Горбун очень боялся этих взрывов — скандалов, когда вражда даже меж двух соседей втягивает постепенно всех жильцов квартиры в эту войну. Каждому постепенно приходится потом держаться какого-то определенного лагеря. Особенно было страшно горбуну, когда ругались женщины: визг, грохот посуды, хлопанье дверьми, угрозы и необузданный мат, сплетни и откровения, после которых ничего другого не оставалось, как броситься с кулаками друг на друга! А потом ведь приходилось жить под одной крышей, и не потому, что прощали друг друга, а потому, что не было другого выбора.

И у Веры Ивановны был большой опыт в коммунальной жизни.
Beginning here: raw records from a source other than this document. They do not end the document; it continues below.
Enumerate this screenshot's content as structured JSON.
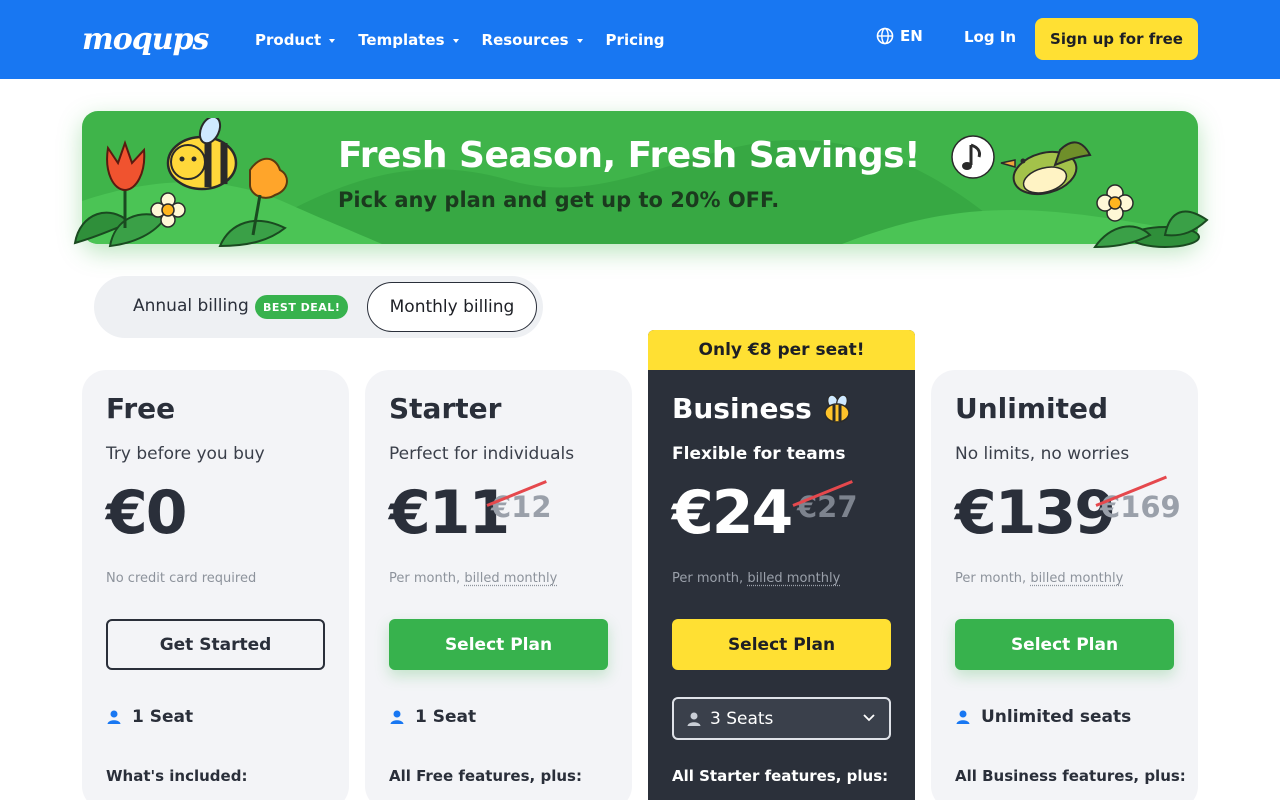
{
  "header": {
    "logo": "moqups",
    "nav": [
      {
        "label": "Product",
        "dropdown": true
      },
      {
        "label": "Templates",
        "dropdown": true
      },
      {
        "label": "Resources",
        "dropdown": true
      },
      {
        "label": "Pricing",
        "dropdown": false
      }
    ],
    "language": "EN",
    "login_label": "Log In",
    "signup_label": "Sign up for free"
  },
  "banner": {
    "title": "Fresh Season, Fresh Savings!",
    "subtitle": "Pick any plan and get up to 20% OFF."
  },
  "billing": {
    "annual_label": "Annual billing",
    "badge": "BEST DEAL!",
    "monthly_label": "Monthly billing",
    "selected": "monthly"
  },
  "plans": [
    {
      "name": "Free",
      "tagline": "Try before you buy",
      "price": "€0",
      "old_price": "",
      "period_prefix": "No credit card required",
      "period_link": "",
      "button": "Get Started",
      "seats": "1 Seat",
      "included": "What's included:"
    },
    {
      "name": "Starter",
      "tagline": "Perfect for individuals",
      "price": "€11",
      "old_price": "€12",
      "period_prefix": "Per month, ",
      "period_link": "billed monthly",
      "button": "Select Plan",
      "seats": "1 Seat",
      "included": "All Free features, plus:"
    },
    {
      "name": "Business",
      "ribbon": "Only €8 per seat!",
      "tagline": "Flexible for teams",
      "price": "€24",
      "old_price": "€27",
      "period_prefix": "Per month, ",
      "period_link": "billed monthly",
      "button": "Select Plan",
      "seats": "3 Seats",
      "included": "All Starter features, plus:"
    },
    {
      "name": "Unlimited",
      "tagline": "No limits, no worries",
      "price": "€139",
      "old_price": "€169",
      "period_prefix": "Per month, ",
      "period_link": "billed monthly",
      "button": "Select Plan",
      "seats": "Unlimited seats",
      "included": "All Business features, plus:"
    }
  ],
  "colors": {
    "brand_blue": "#1877f2",
    "accent_yellow": "#ffe033",
    "accent_green": "#37b24d",
    "dark_card": "#2b303a"
  }
}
Она-то прекрасно знала, что участковый — это не выход. На ее памяти было много примеров, когда люди ухитрялись даже засадить неугодного соседа. И разве это решало проблемы? Ведь сосед из тюрьмы возвращался снова сюда, но уже с решимостью мстить и, в конце концов, все кончалось очень плохо. Самое лучшее, считала она, — это попробовать поговорить по душам. Как это делала она в школе с трудными учениками…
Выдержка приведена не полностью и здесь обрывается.